Windows Server 2016のサポート終了は2027年1月12日|法人のESU費用と「Azureなら無償」の誤解・SQL Server 2016との連鎖と移行までの守り方【中小企業向け】

社内にファイルサーバーや業務システムのサーバーがある会社にとって、2027年1月12日は無視できない日付です。この日で Windows Server 2016 の延長サポートが終了し、セキュリティ更新プログラムの配布が止まります。
結論から言うと、中小企業が取るべき現実的な進め方は「まずサーバーを全数棚卸しし、2026年内に移行方式と予算を決める。どうしても間に合わないサーバーだけを、仮想パッチとネットワーク分離で暫定的に守る」です。ESU(延長セキュリティ更新)は最後の手段であって、第一候補にはなりません。
しかも今回は Windows Server 2016 だけの話ではありません。SQL Server 2016 はすでに2026年7月14日にサポートが終了しており、Exchange Server 2016/2019 も2025年10月14日に終了済みです。同じ1台のサーバーの上で、OS・データベース・メール基盤の期限が重なって切れていく、というのが実際に起きていることです。
この記事では、期限の全体像、ESUの費用と「Azureなら無償」という誤解、SQL Server 2016との連鎖、移行の選択肢と費用、そして移行が間に合わないサーバーをどう守るかまでを、中小企業の目線でまとめて解説します。
Windows Server 2016のサポートはいつ終わる?
Windows Server 2016 は、メインストリームサポートがすでに2022年1月11日に終了しており、現在は延長サポート期間中です。その延長サポートが 2027年1月12日 に終了します。

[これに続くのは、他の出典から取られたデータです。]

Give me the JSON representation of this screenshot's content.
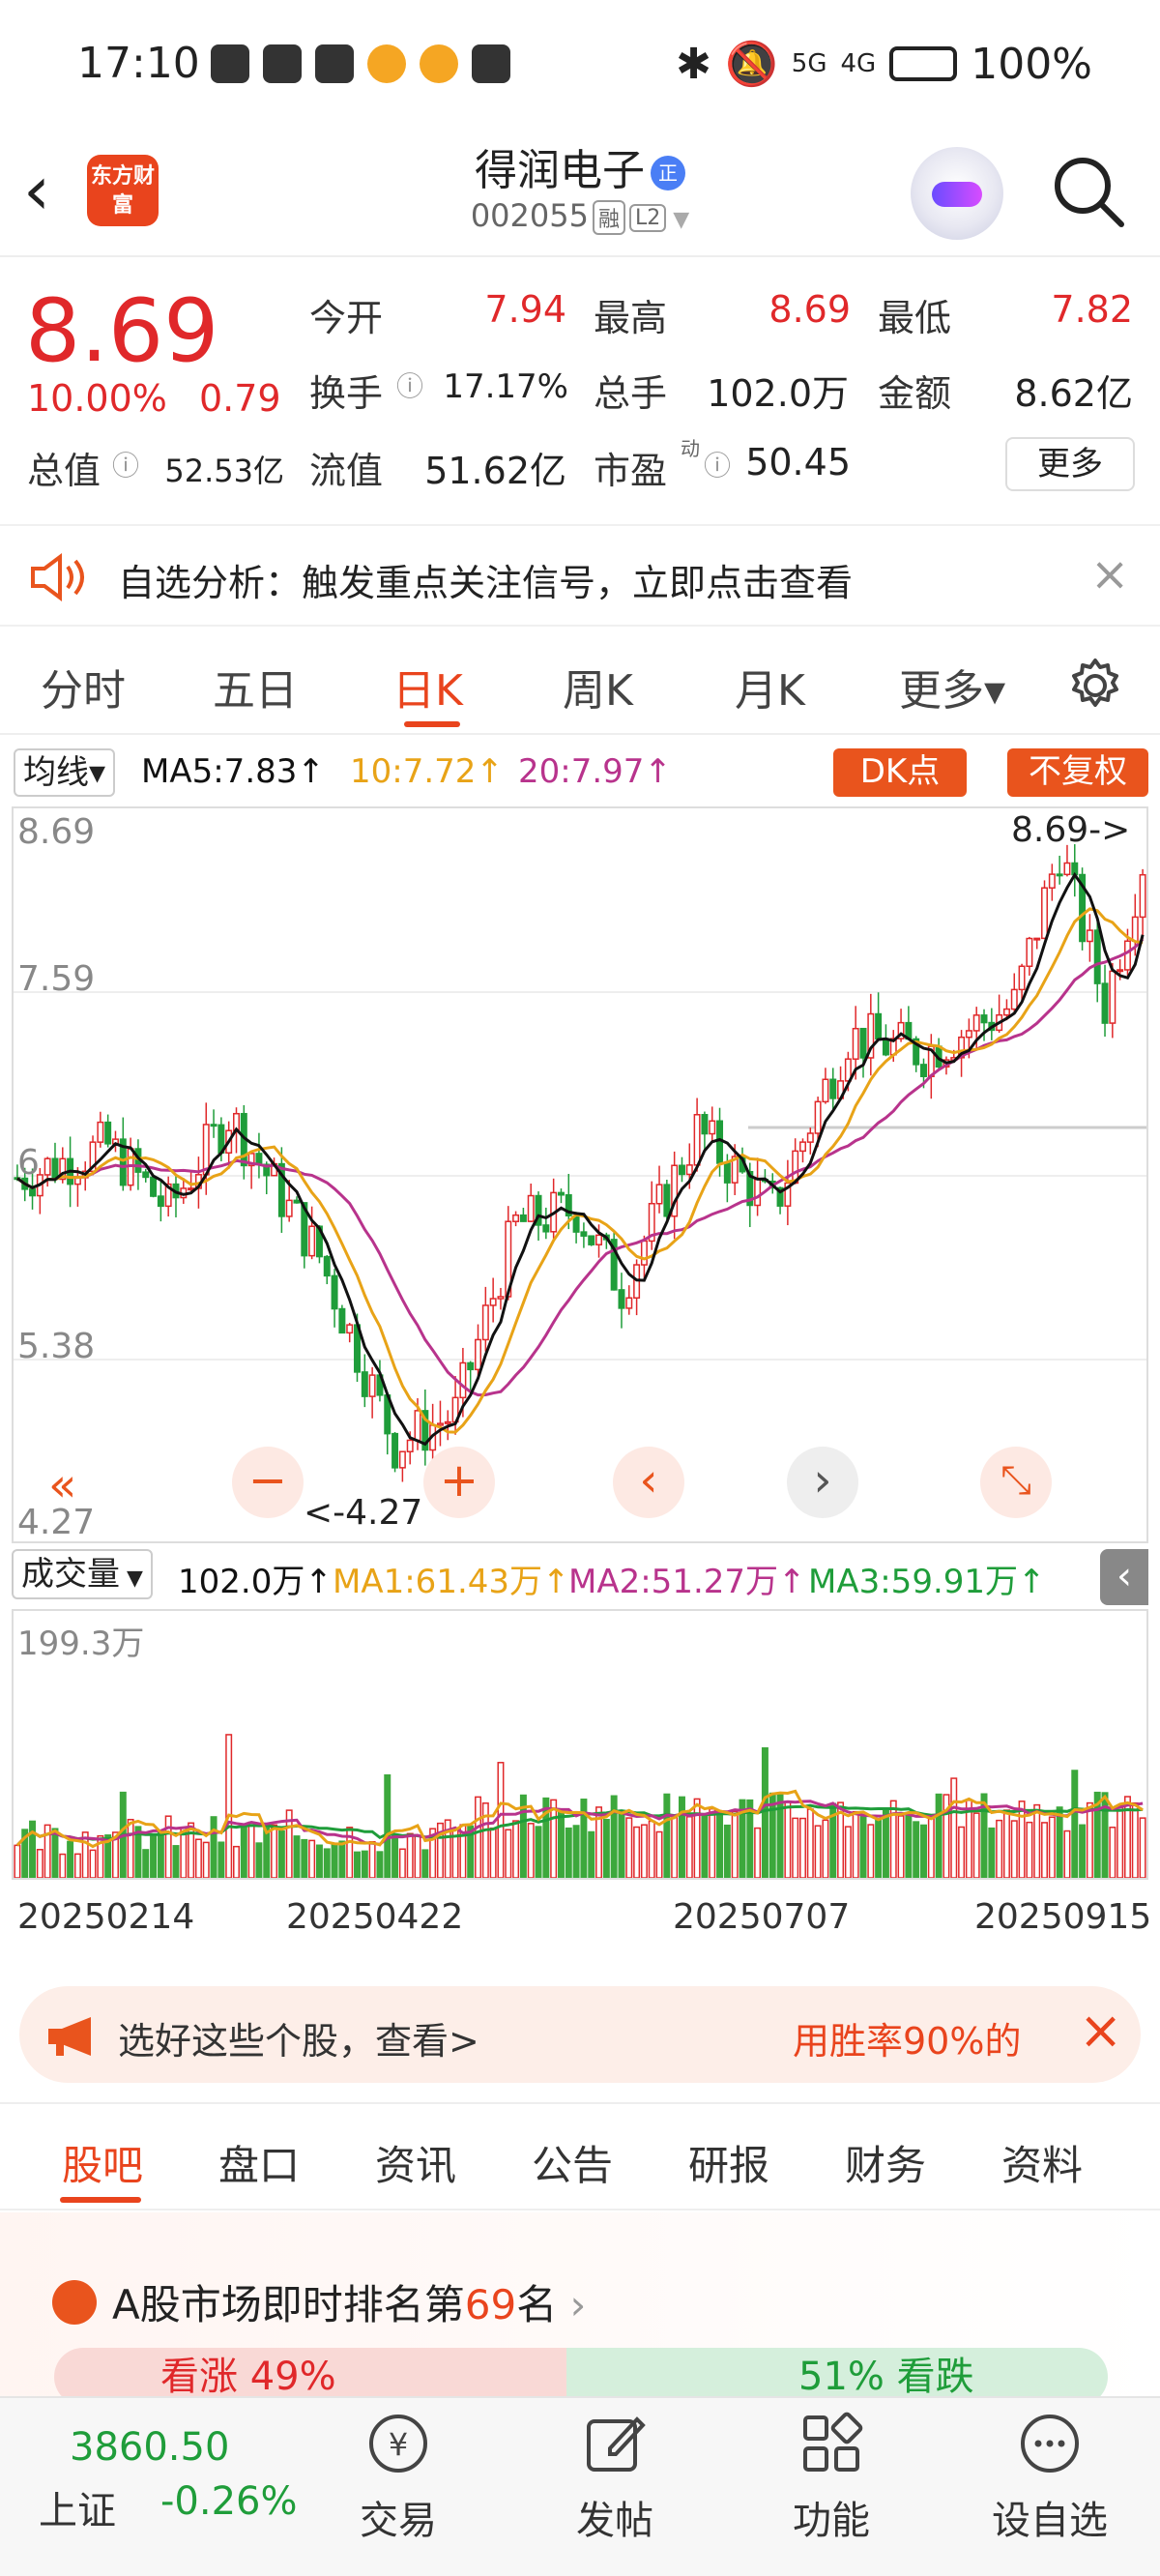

関連する製品の期限とあわせると、次のようになります。
| 製品 | サポート終了日 | 2026年8月時点の状況 |
|---|---|---|
| Windows Server 2016 | 2027年1月12日 | あと約5か月。有償ESUを最大3年まで購入可能 |
| SQL Server 2016 | 2026年7月14日 | 終了済み(更新は配布されていない) |
| Exchange Server 2016/2019 | 2025年10月14日 | 終了済み |
| Windows 10(一般法人向け) | 2025年10月14日 | 終了済み。ESU1年目が2026年10月13日まで |
| Windows 10 Enterprise LTSB 2016 | 2026年10月13日 | あと約2か月。ESU初年度は1台61米ドル |
| Office 2021 | 2026年10月13日 | あと約2か月。ESUの仕組み自体がない |
つまり、多くの中小企業では「クライアントPCの期限(2026年10月)」と「サーバーの期限(2027年1月)」が3か月違いで連続してやってきます。PC側の対応で手一杯になり、サーバーが後回しになるのが、いま最も起きやすい失敗です。

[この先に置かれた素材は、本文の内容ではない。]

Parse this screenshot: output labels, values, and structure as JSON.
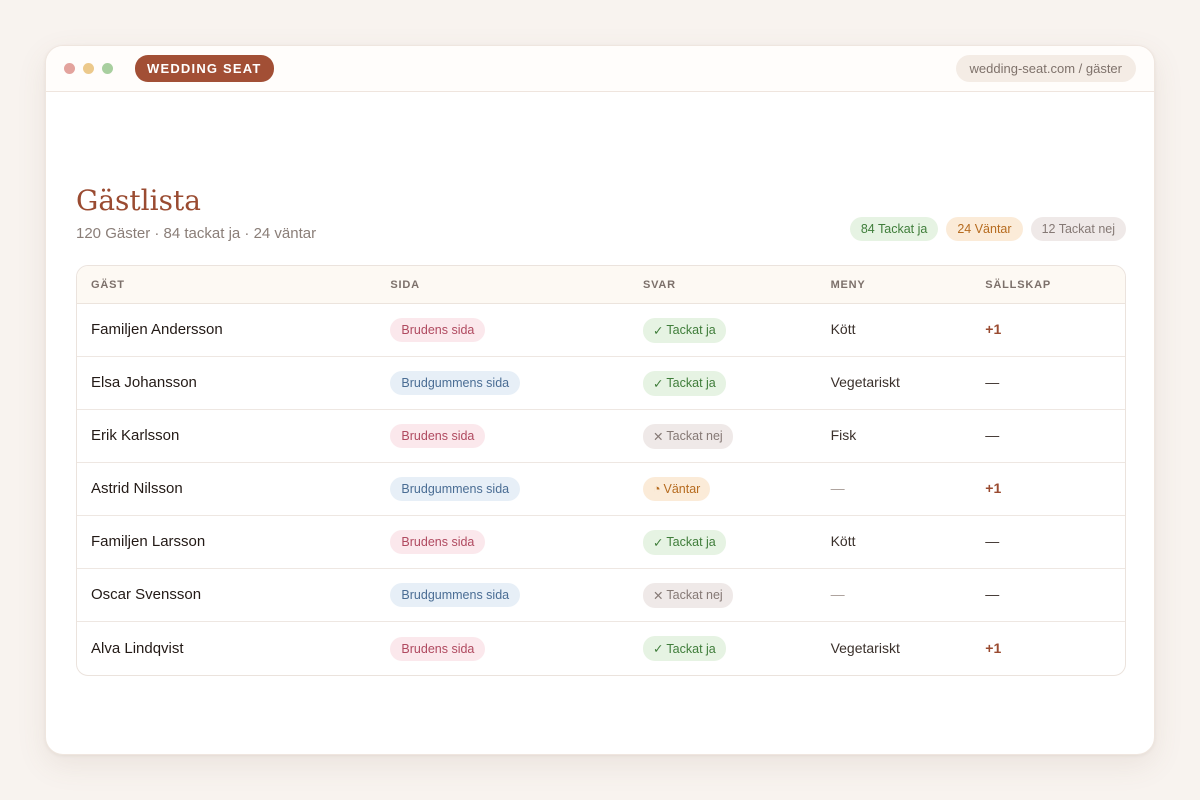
{
  "window": {
    "brand": "WEDDING SEAT",
    "url": "wedding-seat.com / gäster"
  },
  "page": {
    "title": "Gästlista",
    "subtitle": "120 Gäster · 84 tackat ja · 24 väntar",
    "summary": {
      "yes": "84 Tackat ja",
      "waiting": "24 Väntar",
      "no": "12 Tackat nej"
    }
  },
  "table": {
    "headers": {
      "guest": "GÄST",
      "side": "SIDA",
      "response": "SVAR",
      "menu": "MENY",
      "company": "SÄLLSKAP"
    },
    "rows": [
      {
        "guest": "Familjen Andersson",
        "side": "Brudens sida",
        "side_type": "bride",
        "response": "Tackat ja",
        "response_type": "yes",
        "response_icon": "✓",
        "menu": "Kött",
        "company": "+1"
      },
      {
        "guest": "Elsa Johansson",
        "side": "Brudgummens sida",
        "side_type": "groom",
        "response": "Tackat ja",
        "response_type": "yes",
        "response_icon": "✓",
        "menu": "Vegetariskt",
        "company": "—"
      },
      {
        "guest": "Erik Karlsson",
        "side": "Brudens sida",
        "side_type": "bride",
        "response": "Tackat nej",
        "response_type": "no",
        "response_icon": "✕",
        "menu": "Fisk",
        "company": "—"
      },
      {
        "guest": "Astrid Nilsson",
        "side": "Brudgummens sida",
        "side_type": "groom",
        "response": "Väntar",
        "response_type": "wait",
        "response_icon": "◔",
        "menu": "—",
        "company": "+1"
      },
      {
        "guest": "Familjen Larsson",
        "side": "Brudens sida",
        "side_type": "bride",
        "response": "Tackat ja",
        "response_type": "yes",
        "response_icon": "✓",
        "menu": "Kött",
        "company": "—"
      },
      {
        "guest": "Oscar Svensson",
        "side": "Brudgummens sida",
        "side_type": "groom",
        "response": "Tackat nej",
        "response_type": "no",
        "response_icon": "✕",
        "menu": "—",
        "company": "—"
      },
      {
        "guest": "Alva Lindqvist",
        "side": "Brudens sida",
        "side_type": "bride",
        "response": "Tackat ja",
        "response_type": "yes",
        "response_icon": "✓",
        "menu": "Vegetariskt",
        "company": "+1"
      }
    ]
  },
  "colors": {
    "accent": "#a24f35",
    "title": "#9a4b31",
    "yes": "#3f7d3a",
    "waiting": "#b66b1f",
    "no": "#857975",
    "bride": "#b04a60",
    "groom": "#4a6d94"
  }
}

▶ 関連記事:Windows 10のESU(延長サポート)1年目が2026年10月13日に終了|法人向けの費用・「無料延長」の誤解とWindows 11移行
なぜ「サーバー」の期限はPCより深刻なのか?
PCは1台ずつ入れ替えられますが、サーバーはそうはいきません。理由は3つあります。
- 止められない:ファイルサーバーや業務システムのサーバーが止まると、その瞬間に全社の業務が止まります。切り替えは営業時間外や連休に限られ、作業できる日が年に数回しかありません。
- 1台に複数の役割が乗っている:ファイル共有・Active Directory(社内のIDとパスワードを管理する仕組み)・業務ソフト・データベースが1台に同居していることが多く、1つ動かすと全部に影響します。
- 業務ソフト側の都合に縛られる:販売管理や会計のパッケージソフトが「Windows Server 2019まで対応」といった制約を持っていると、OSだけ新しくすることができません。ソフトのバージョンアップとセットになり、費用も期間も一気に膨らみます。
この3つがあるため、サーバーの移行は「決めてから終わるまで」に半年前後かかるのが普通です。2027年1月が期限なら、動き出す時期は2026年の夏から秋、つまり今この瞬間ということになります。
サポートが終わると、具体的に何が起きる?
「更新が止まるだけで、今日から動かなくなるわけではない」——それは事実です。ただし、動くことと安全に使えることは別の話です。
新しく見つかった穴が、永久にふさがらない
サポート終了後に Windows Server 2016 の脆弱性(プログラムの弱点)が見つかっても、修正プログラムは配布されません。攻撃者は「サポートが切れたOS」を狙い撃ちにします。修正されないことが分かっているため、一度成立した攻撃手法をいつまでも使い回せるからです。
とくにサーバーは、社内の共有フォルダと業務データが集まっている場所です。ランサムウェア(データを暗号化して身代金を要求する攻撃)に狙われた場合、PC1台の感染とは被害の桁が違います。
▶ 関連記事:ランサムウェアとは?感染したら会社はどうなるか具体的に解説
サイバー保険が使えなくなることがある
見落とされがちですが、実務上いちばん怖いのはここです。サイバー保険の約款には、「メーカーのサポートが終了したOSやソフトウェアを業務に使っていたことに起因する事故」を免責(=保険金を支払わない)とする条項が置かれていることがあります。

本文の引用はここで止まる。